S'inspirer du quotidien

“Je prends beaucoup de notes sur mon téléphone au fil de la journée, je m’inspire de mon quotidien, de l’actualité. Puis je me pose une après-midi dans la semaine pour écrire mon texte”, raconte Ouutch, Alexis Schneider de son vrai nom. Guest de la soirée, il a commencé le stand-up il y a tout juste un an, fortement inspiré par Jamel Debbouze. Sur scène, il crée très vite une symbiose avec son public, taquine, se confie, tacle. Il parle de sa vie avec sa petite amie comme de viol ou de pédophilie. Son humour décomplexé séduit le public.

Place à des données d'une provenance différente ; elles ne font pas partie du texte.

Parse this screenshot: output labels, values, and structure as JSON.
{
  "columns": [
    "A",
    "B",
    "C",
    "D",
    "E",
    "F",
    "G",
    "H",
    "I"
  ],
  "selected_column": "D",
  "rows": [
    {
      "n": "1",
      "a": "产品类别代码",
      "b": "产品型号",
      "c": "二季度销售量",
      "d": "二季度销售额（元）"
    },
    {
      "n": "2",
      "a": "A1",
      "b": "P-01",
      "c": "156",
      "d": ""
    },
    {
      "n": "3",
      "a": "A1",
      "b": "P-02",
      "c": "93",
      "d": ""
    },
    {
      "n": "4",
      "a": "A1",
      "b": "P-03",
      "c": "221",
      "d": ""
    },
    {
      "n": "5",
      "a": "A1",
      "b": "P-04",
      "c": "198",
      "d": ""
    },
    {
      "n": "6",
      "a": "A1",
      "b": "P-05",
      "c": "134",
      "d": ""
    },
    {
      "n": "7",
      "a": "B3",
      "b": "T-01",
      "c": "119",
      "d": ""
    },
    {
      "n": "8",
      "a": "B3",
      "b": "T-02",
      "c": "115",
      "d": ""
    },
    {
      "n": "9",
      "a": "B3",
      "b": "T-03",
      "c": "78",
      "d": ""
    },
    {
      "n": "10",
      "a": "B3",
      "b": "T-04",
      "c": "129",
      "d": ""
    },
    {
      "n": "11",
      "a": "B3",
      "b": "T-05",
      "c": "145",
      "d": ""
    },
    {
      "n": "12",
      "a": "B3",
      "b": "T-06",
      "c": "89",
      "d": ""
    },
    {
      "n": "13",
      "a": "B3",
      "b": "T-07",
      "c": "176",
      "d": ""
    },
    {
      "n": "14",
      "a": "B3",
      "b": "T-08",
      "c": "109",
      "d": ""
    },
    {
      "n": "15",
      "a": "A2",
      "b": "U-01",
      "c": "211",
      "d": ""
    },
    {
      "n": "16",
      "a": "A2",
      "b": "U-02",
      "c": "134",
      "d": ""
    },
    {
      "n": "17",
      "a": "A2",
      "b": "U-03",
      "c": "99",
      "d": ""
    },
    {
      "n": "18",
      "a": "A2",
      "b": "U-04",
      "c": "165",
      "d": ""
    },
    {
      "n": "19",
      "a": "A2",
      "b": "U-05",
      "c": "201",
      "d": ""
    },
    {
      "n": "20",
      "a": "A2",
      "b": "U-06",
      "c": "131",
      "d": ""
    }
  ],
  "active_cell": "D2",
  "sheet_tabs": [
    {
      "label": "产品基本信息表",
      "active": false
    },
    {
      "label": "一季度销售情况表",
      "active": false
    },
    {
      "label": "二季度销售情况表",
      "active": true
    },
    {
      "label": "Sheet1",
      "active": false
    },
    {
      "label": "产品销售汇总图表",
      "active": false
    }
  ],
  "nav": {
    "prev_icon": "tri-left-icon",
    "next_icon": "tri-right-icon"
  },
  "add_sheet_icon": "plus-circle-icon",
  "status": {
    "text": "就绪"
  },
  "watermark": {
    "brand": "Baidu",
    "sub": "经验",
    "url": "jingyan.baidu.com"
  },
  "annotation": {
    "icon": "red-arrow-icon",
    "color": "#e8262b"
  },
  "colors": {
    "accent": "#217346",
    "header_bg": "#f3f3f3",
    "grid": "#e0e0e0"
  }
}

Au sein du St’Up règne une diversité de styles. Certains aspirent à une écriture plus théâtrale, s’inspirent de la littérature, du mime, du chant. “On pense souvent que le stand-up est un exercice facile, parce qu’on parle comme si on était à la maison avec sa famille. Mais la construction du texte est la même qu’au théâtre”, affirme Shongo Tangé, artiste du St’Up. “La différence c’est que dans le théâtre, on ne va pas communiquer avec le public, on se contente de jouer un personnage. J’aime être en rapport direct avec le public, improviser des choses dans la rue, faire un peu le con, le stand-up reste l’idéal de cet esprit là.”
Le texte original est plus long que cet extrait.